Conte et mécomptes du vicomte

Scandale en perspective autour du dernier livre de Philippe de Villiers. La famille de Jean Monnet, père fondateur de l’Europe communautaire, envisage de porter plainte. Intitulé « J’ai tiré sur le fil du mensonge et tout est venu » (Fayard), ce livre de cet ancien candidat à l’élection présidentielle insinue que Jean Monnet aurait été un agent à la solde de la CIA.
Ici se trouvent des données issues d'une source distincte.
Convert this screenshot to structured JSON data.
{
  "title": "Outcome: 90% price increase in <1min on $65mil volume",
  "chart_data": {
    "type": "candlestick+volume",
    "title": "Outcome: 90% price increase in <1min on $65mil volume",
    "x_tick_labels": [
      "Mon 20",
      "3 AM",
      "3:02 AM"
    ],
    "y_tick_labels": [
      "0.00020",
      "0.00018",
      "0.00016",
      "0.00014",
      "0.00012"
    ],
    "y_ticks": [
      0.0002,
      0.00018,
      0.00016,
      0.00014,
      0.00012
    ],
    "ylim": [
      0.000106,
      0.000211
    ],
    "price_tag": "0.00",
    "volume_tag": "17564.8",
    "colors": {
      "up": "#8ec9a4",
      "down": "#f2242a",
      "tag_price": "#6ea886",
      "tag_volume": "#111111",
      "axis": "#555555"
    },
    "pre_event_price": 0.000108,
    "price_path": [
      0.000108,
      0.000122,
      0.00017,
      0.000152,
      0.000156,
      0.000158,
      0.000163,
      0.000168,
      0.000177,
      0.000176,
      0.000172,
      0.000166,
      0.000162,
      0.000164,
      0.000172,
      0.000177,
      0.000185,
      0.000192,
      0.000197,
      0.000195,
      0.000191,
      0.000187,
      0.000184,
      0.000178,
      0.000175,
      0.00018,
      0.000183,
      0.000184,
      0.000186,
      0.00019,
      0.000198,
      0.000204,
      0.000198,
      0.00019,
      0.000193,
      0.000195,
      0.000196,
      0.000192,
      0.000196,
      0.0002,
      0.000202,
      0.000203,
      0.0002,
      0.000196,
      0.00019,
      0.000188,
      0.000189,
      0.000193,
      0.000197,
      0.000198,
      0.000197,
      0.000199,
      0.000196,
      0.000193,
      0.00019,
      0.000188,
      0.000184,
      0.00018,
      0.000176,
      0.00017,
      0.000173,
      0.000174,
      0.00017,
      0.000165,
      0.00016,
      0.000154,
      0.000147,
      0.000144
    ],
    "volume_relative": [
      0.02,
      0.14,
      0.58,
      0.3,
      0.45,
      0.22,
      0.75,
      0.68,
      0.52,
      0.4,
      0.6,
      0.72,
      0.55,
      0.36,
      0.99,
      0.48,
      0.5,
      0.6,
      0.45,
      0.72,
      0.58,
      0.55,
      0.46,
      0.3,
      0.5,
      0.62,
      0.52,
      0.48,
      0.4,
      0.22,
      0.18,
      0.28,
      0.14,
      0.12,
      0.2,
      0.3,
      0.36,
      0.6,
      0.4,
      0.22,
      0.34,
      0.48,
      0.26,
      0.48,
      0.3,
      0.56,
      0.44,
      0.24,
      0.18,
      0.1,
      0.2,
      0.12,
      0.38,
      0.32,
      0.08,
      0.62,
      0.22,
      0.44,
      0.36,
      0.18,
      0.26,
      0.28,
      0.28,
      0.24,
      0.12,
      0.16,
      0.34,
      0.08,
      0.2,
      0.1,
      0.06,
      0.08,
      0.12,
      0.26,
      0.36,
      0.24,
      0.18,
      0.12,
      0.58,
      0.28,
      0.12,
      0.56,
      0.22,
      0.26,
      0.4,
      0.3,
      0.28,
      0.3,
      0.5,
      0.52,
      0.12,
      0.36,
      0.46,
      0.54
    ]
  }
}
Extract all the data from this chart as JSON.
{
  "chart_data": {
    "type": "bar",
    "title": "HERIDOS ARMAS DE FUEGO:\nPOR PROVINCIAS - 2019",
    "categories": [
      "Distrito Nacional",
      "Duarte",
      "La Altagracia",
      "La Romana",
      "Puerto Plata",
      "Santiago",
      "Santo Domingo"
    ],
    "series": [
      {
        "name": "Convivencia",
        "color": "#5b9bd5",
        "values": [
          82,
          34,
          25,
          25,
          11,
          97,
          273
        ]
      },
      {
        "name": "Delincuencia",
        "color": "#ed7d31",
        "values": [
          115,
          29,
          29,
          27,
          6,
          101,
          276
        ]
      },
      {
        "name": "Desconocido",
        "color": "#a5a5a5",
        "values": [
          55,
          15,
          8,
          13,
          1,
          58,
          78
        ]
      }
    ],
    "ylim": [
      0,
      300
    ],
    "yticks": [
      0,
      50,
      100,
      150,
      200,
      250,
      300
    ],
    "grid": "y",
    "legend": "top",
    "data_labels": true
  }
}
Selon Le Journal du Dimanche, la famille de Jean Monnet, l'un des pères fondateurs de l'Europe, a confié en fin de semaine à un avocat pénaliste le soin d'étudier les suites judiciaires à donner à la thèse de Philippe de Villiers. L'objectif est de savoir s'il est possible ou non de porter plainte à la fois sur le contenu du livre et sur certaines interviews que son auteur a accordées dans le cadre de sa promotion. « On essaie de porter atteinte à la mémoire de mon grand-père » son petit-fils dans le JDD.

Ave Cesare, intelligentsia te salutant !

Coup de tonnerre cette semaine chez les militants de gauche et d’ultragauche, l’activiste italien Cesare Battisti, devant les enquêteurs, est passé à table et a reconnu ses crimes de sang. Les confessions de Cesare Battisti secouent en effet toutes les consciences qui, depuis les années 70, clament son innocence. « Les aveux de Battisti place dans une situation délicate cette intelligentsia française qui a, sans réserve, apporté son soutien au terroriste devenue écrivain durant sa cavale de trente-sept ans », énonce Le Point.

« Battisti fut l’idole de l’extrême gauche des années 70, rappelle Le Figaro Magazine. Son appartenance aux Brigades rouges lui garantissait une aura romantique auprès des milieux germanopratins », autrement dit le quartier de Saint-Germain-des-Prés, à Paris. « Ces milieux de gauche l’ont protégé tant qu’ils ont pu, n’hésitant pas à accuser la justice italienne des pires maux (…) pour la gauche française, Battisti était innocent par essence (…) Battisti été dans le camp du bien, bûcheronne Le Fig Mag (…). La parole de Battisti ne pouvait être qu’authentique car il était du bon côté de la barrière ».